The Institute for Defense and Business is one of those entities that pops up to fill a market demand. Their curriculum reminds me of the US Army offerings vetted through TRADOC schoolhouses. The difference is the hybridization of course offerings that bridge knowledge gaps between the public and private sector. There's also an interesting nexus of events and projects between the Center for Advanced Logistics Management and the Association for Enterprise Information. National policymakers lean on these quasi-private organizations when their whole-of-government efforts need a boost.
The US government has its own interdisciplinary research programs touching stability operations. The NDU Center for Technology and National Security Policy (CTNSP) helps run the Sharing To Accelerate Research - Transformative Innovation for Development and Emergency Support (STAR-TIDES) project. That kind of research on how disasters drive socioeconomic disruption will eventually underpin doctrinal approaches to humanitarian intervention.

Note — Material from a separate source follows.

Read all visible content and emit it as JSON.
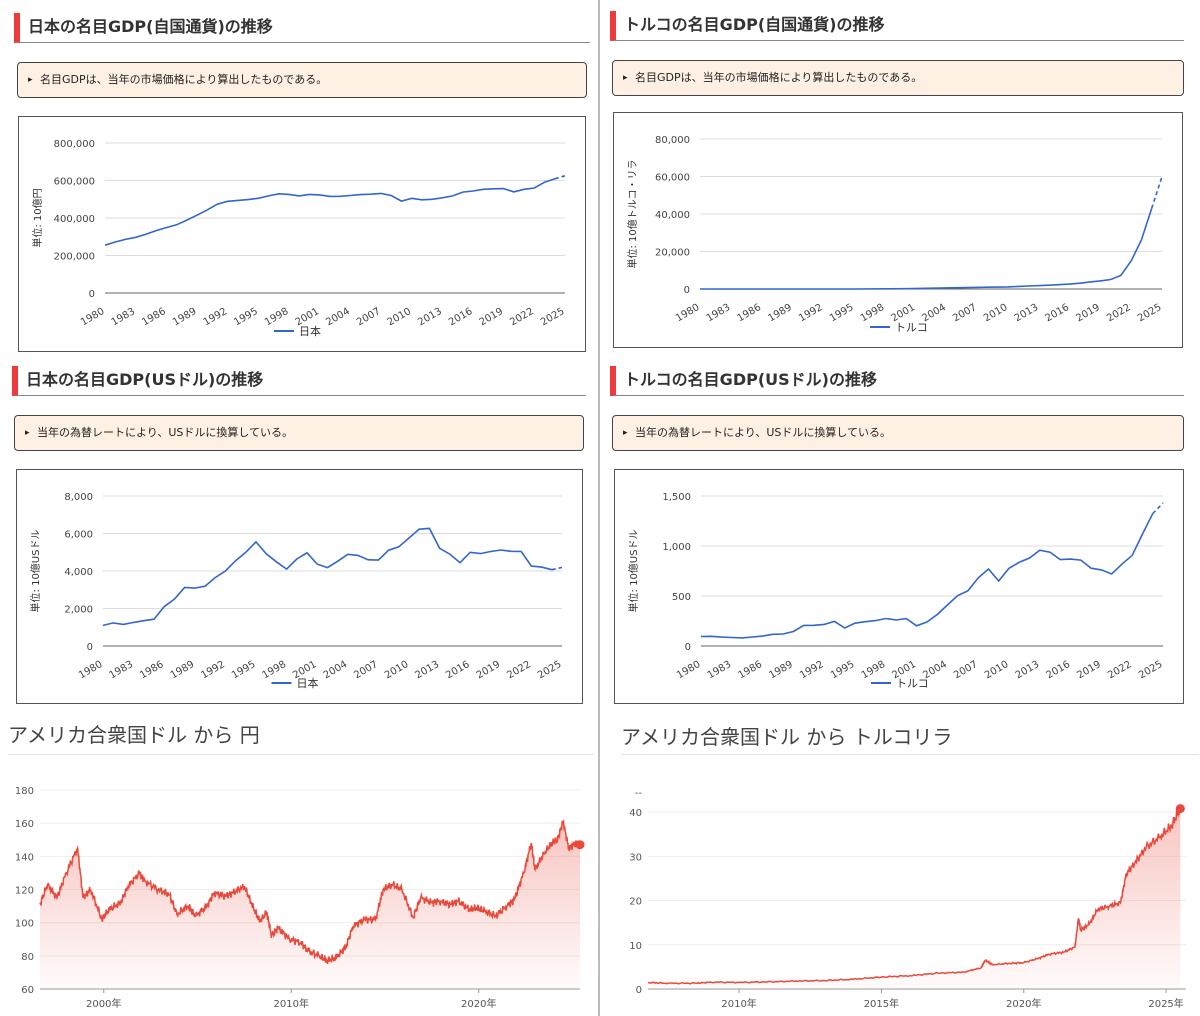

The relief sector is leveraging Big Data; CrisisMappers and Geeks Without Bonds allow tech pros to gather around Big Data approaches. Expect USAID's Bureau for Democracy, Conflict, and Humanitarian Assistance to use lessons from these projects in its future development programs.
There's enough interagency and public-private work among those projects to keep plenty of government and non-profit workers busy for the rest of their careers. If enough of them join the International Stability Operations Association (ISOA), they will have a critical mass for trade shows and other reasons to hang out together. Armed humanitarian intervention shouldn't happen by accident. It's no accident that the deep state makes room for deep thinking in stability operations.